转账的界面清晰明了。一切诚如汪敏言所言。对方没有留下名字,只在附言里简简单单地写着“好好生活”
’。
副支队长盯着屏幕。两道眉毛拧出深深的皱褶。
“路警官,你看,这是周警官的号吧?”
赵季寒犹在恍神:“…嗯。是。是他。”
“那个……说是不太敢动,可最近手头太紧,孩子上学,公婆吃药,多少也花了点儿。”
汪敏言垂着头小声解释,“孩子他爸没了以后,我本来想着回老家去的,临南这地方好是好,可……哪是我们这种人住得起的嘛。”
陶冬生前也不过是个外卖员,挣的都是辛苦钱。他打拼三年才在这里勉强立住脚。一家人要在此生活。尚且需要汪敏言做家政工来补贴。
“但小鑫特别喜欢这儿。他说老师同学都好,上课也有意思。这孩子懂事,平常从来没跟我们要过什么,我实在是……”
“哦对对,”
她吸了吸鼻子,勉强挤出一个笑容,“你看我这,又扯远了。不是医院要钱,那路警官,您刚才要说什么来着?”
“我……”
手中的饭盒好像灌了铅,沉甸甸地坠得赵季寒说不出话来。嘴唇被反复咬住又放开。良久。他终于笑笑:“不是什么要紧事,一打岔想不起来了。”
“哦。”
汪敏言点点头,又合掌对icu紧闭的大门拜了拜:“周警官可真是我们家的大恩人!老天保佑他一定能醒过来,以后平平安安。一辈子顺风顺
水。”
像是在檀香缭绕的观音殿,她的表情无比虔诚,无比认真。赵季寒深深地看了她许久,转头偏开了视线。
雪后的天气澄澈透明,纪洛宸抬起头,虽然经过了一夜的睡眠,他的精神状况却并没有多少改善。眼窝深陷在高耸的眉骨下,沤成一座深潭。
“放心吧,周淮屿肯定能醒过来的,方才我跟上级汇报了,上级也跟我说明白了周淮屿的事情,我想真正的事情谈局还没有同你讲,你要不回去问问谈局心里的石头说不定能洛铁一点,现在案件已经解决了,我就先回去了。”
纪洛宸表情一愣,看着逐渐走远的赵季寒。
办公室里的谈局,手指捏着鼻梁不知道如何跟面前的这几个皮猴子说明缘由。
“谈局,你快说吧在不说老大要炸毛了,周老师来的时候我们就觉得不对劲了。”
谈局长叹一口气,好像想起来什么似的。
“周淮屿来临南之前就一直在黑狐身边当卧底,不过后来九死一生将人送进去之后自己就病了,等病好了这人好像失忆了不记得这些事了,上级觉得这也算好事就将这人打包送咱们这边来了。”

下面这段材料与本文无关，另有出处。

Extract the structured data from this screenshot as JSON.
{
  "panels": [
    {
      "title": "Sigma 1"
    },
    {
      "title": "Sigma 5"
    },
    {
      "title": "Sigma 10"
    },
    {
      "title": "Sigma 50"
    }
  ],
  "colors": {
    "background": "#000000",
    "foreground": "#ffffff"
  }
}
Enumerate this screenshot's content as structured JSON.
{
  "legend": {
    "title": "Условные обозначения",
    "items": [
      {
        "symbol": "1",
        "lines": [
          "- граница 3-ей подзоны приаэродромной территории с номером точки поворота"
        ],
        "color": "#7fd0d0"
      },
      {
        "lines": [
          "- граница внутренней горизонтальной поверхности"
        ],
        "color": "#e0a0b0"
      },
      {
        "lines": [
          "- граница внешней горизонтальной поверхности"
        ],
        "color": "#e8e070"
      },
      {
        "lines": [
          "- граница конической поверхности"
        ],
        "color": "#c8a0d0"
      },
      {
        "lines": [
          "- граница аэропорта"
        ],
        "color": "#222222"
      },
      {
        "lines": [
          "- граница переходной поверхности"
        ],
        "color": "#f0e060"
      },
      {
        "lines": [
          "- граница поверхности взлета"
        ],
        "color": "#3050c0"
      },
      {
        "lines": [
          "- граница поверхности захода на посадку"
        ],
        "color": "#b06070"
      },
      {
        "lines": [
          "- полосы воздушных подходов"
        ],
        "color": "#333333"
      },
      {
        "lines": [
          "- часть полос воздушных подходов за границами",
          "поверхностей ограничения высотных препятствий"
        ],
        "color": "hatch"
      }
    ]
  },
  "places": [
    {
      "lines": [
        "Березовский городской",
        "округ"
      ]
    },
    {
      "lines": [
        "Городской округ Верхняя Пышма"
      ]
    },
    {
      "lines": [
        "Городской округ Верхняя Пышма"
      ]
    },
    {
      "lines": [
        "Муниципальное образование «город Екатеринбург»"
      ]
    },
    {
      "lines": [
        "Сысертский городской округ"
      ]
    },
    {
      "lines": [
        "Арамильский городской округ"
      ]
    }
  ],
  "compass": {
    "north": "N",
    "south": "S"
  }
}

“不过前些日子上级找到周淮屿说黑狐要出狱了,将事情讲了个七七八八,当时只是将他送进去但并未抓到什么实质性证据,因为他身边的人全跑了,我们就设了个局这次要彻底钉死这帮人。”
纪洛宸此时全明白了,原来周淮屿之前的所有都是在骗自己,他们设局把自己也给圈进去了,自己竟然还信了。
他不懂既然这一切的一切都只是为了将黑狐送进去,为什么他就是不愿意醒呢。
纪洛宸陷入了深深的怀疑。
苏泱于姜乐悠一众人红着眼圈离开了谈局的办公室,纪洛宸刚想走,谈局喊住了他。
“周淮屿是喜欢你的,做局之前他一直都怕连累了,一直想把你摘出去,你可以怀疑所有,但是决不能怀疑他的真心。这些时日我给你放几天假,去陪陪他吧。”
纪洛宸得了命令,就好像得到了什么天大的宝物朝着医院就去了。
他从来不怀疑周淮屿对他的真心,周淮屿的嘴惯是会骗人的可是他的眼睛和心骗不了人。
周淮屿看他的眼神向来都是直白赤露的。
医院人员吵杂,但他还是能听见医护人员喊的906病房的病人醒了。